Ils demeurèrent ainsi côte à côte, la tête penchée, l’œil atone, dans cet état d’anéantissement complet qui s’empare des hommes les plus forts après les grandes catastrophes et suspend chez eux jusqu’au sentiment intime du moi et interrompt la pensée.

Combien de temps restèrent-ils ainsi ? Ils n’auraient su le dire. Ils ne vivaient plus, ils ne sentaient plus : ils végétaient. Ils furent tout à coup réveillés subitement de cette torpeur extraordinaire par l’apparition subite d’une troupe d’Indiens apaches qui caracolaient autour d’eux en poussant des hurlements féroces et en brandissant leurs longues lances d’un air de défi et de menace.
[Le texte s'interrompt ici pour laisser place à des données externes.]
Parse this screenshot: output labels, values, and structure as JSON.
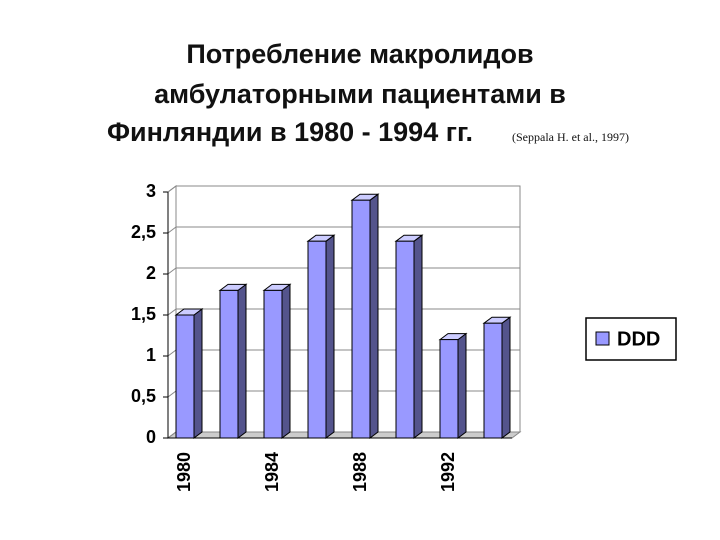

Les Indiens s’emparèrent d’eux sans qu’ils opposassent la moindre résistance, et les emmenèrent à un de leurs athepelt ou village, où ils les contraignirent à l’esclavage le plus honteux et le plus humiliant.

Mais l’énergie un instant abattue des deux aventuriers n’avait pas tardé à reprendre le dessus dans leur cœur. Alors, avec une patience, une habileté et une dissimulation extrêmes, ils préparèrent leurs moyens de fuite.

Nous n’entrerons dans aucun détail sur la façon dont ils échappèrent enfin à la surveillance de leurs gardiens, et parvinrent après des traverses sans nombre, à atteindre la colonie, rendus de fatigue et demi-morts de faim, pour arriver de suite et sans transition au point important de leur narration.